Шале — оказавшееся вопреки ожиданиям Диккенса гораздо больше, чем просто огромный кукольный дом, — теперь стояло на дополнительном земельном участке писателя, расположенном по другую сторону от Рочестерской дороги. Прелестный «пряничный» коттеджик, затененный высокими кедрами, с единственной просторной комнатой на первом этаже и комнатой поменьше на втором — там имелся резной балкончик, и к нему вела наружная лестница. Диккенс был в детском восторге от своего шале и, когда весной земля оттаяла, приказал рабочим прорыть под дорогой пешеходный тоннель, — чтобы спокойно добираться до шале от дома, не привлекая ничьего внимания и не рискуя попасть под какой-нибудь потерявший управление экипаж. Кейт рассказывала, что Диккенс буквально прыгал от радости, когда землекопы произвели смычку посередине тоннеля, а потом пригласил всех — гостей, детей, рабочих, любопытных соседей и зевак из стоящей через дорогу гостиницы «Фальстаф-Инн» — выпить грога.
Когда мы неспешно вошли в прохладный тоннель, Кейт спросила:
— Чем вы с отцом тайно занимаетесь по ночам в последнее время, Уилки? Даже Чарльз не знает.
— О чем вы, собственно, говорите, Кейти?
Она взглянула на меня в полумраке и крепко сжала мою руку.
— Вы знаете, о чем я говорю, Уилки. Пожалуйста, не прикидывайтесь. Даже несмотря на напряженную работу над последними главами «Нашего общего друга» и рождественской повестью, даже несмотря на нынешнюю свою паническую боязнь поездов, отец по меньшей мере раз в неделю, а порой и дважды в неделю покидает Гэдсхилл, каковое обыкновение он взял после вашего с ним июньского ночного похода. Это подтверждает Джорджина. Он уезжает в Лондон вечерним медленным поездом и возвращается на следующий день очень, очень поздно, в середине утра. И ни слова не говорит ни Джорджине, ни кому-либо из нас о цели своих ночных вылазок. А теперь еще это путешествие во Францию, где он якобы перенес солнечный удар. Мы все, включая даже Чарльза, предполагаем, что вы познакомили отца с какой-то новой формой разврата в Лондоне, а в Париже он попытался пуститься в разгул самостоятельно, но переоценил свои силы.
Кейт говорила шутливым голосом, но в нем слышались нотки подлинного беспокойства. Я похлопал ее по руке и сказал:
— Вы же знаете, Кейти, что джентльмены считают долгом чести хранить секреты друг друга, в чем бы они ни заключались. И уж кому-кому, а вам-то прекрасно известно, что писатели — существа загадочные: мы постоянно исследуем жизнь в самых разных ее проявлениях, там ли, сям ли, днем ли, ночью ли.
Она посмотрела на меня блестящими в полутьме глазами, явно неудовлетворенная моим ответом.
— И вы также знаете еще одно, — продолжал я голосом столь тихим, что он почти поглощался кирпичными потолком и полом тоннеля. — Ваш отец никогда не совершит поступков, позорящих его самого или вашу семью. Вы должны понимать это, Кейти.

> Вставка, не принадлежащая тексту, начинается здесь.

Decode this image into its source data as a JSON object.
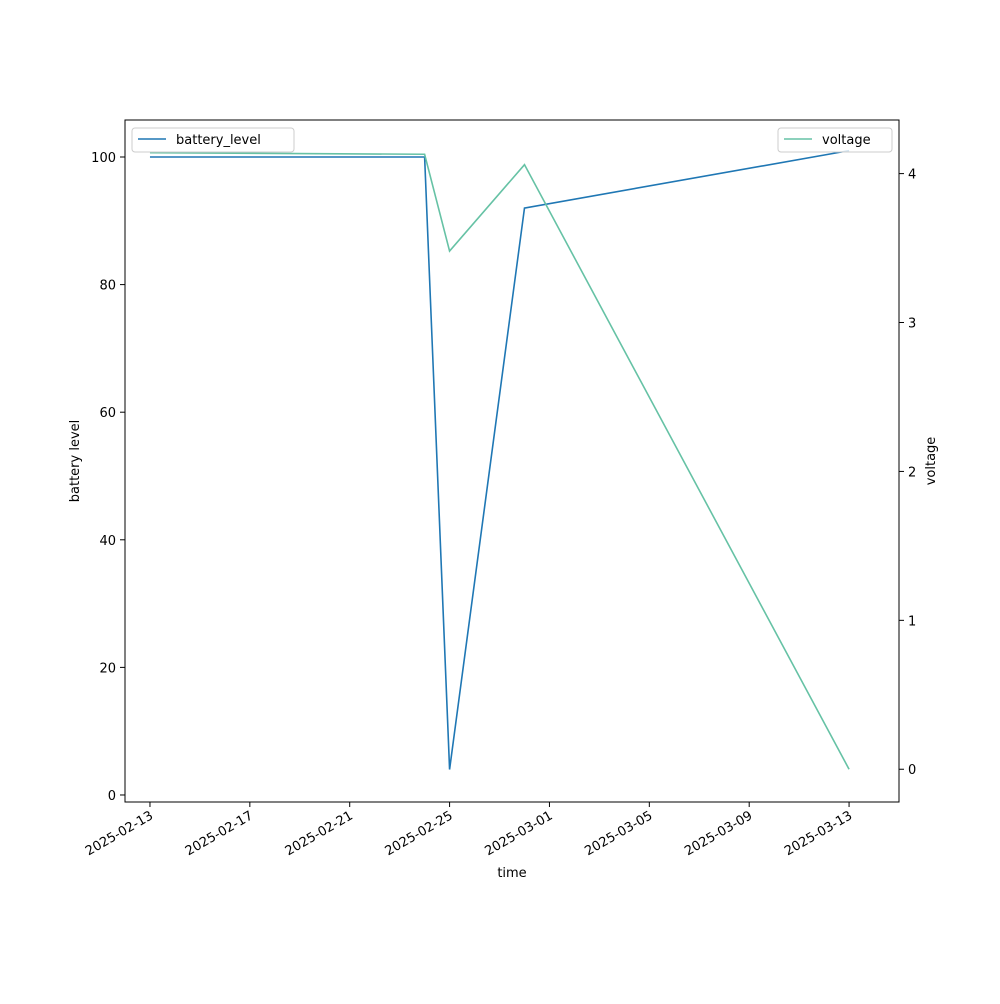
{
  "chart_data": {
    "type": "line",
    "x": [
      "2025-02-13",
      "2025-02-24",
      "2025-02-25",
      "2025-02-28",
      "2025-03-13"
    ],
    "xlim": [
      "2025-02-12",
      "2025-03-15"
    ],
    "xticks": [
      "2025-02-13",
      "2025-02-17",
      "2025-02-21",
      "2025-02-25",
      "2025-03-01",
      "2025-03-05",
      "2025-03-09",
      "2025-03-13"
    ],
    "xlabel": "time",
    "ylabel": "battery level",
    "y2label": "voltage",
    "ylim": [
      -1.1,
      105.8
    ],
    "yticks": [
      0,
      20,
      40,
      60,
      80,
      100
    ],
    "y2lim": [
      -0.22,
      4.36
    ],
    "y2ticks": [
      0,
      1,
      2,
      3,
      4
    ],
    "grid": false,
    "series": [
      {
        "name": "battery_level",
        "color": "#1f77b4",
        "axis": "y",
        "legend": "upper left",
        "values": [
          100,
          100,
          4,
          92,
          101
        ]
      },
      {
        "name": "voltage",
        "color": "#66c2a5",
        "axis": "y2",
        "legend": "upper right",
        "values": [
          4.14,
          4.13,
          3.48,
          4.06,
          0
        ]
      }
    ]
  }
}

— Хм… — с сомнением протянула она. Кейт Макриди Диккенс искренне считала, что отец уже навлек позор на себя самого и свою семью, изгнав мать из дома и вступив в связь с Эллен Тернан. — Ну, вот и свет в конце тоннеля, Уилки, — промолвила она, высвобождая руку. — Здесь я вас оставлю: ступайте к свету — и к нему.
— Милейший Уилки! Заходите, заходите! Я только сейчас вспоминал вас. Добро пожаловать в мое «орлиное гнездо»! Прошу вас, дорогой друг!
Диккенс выскочил из-за маленького письменного стола и сердечно пожал мне руку, когда я остановился в дверях верхней комнаты. По правде говоря, я не знал, обрадуется ли он моему появлению после двухмесячной разлуки и взаимного молчания. Столь теплый прием удивил меня, и я еще острее почувствовал себя предателем и шпионом.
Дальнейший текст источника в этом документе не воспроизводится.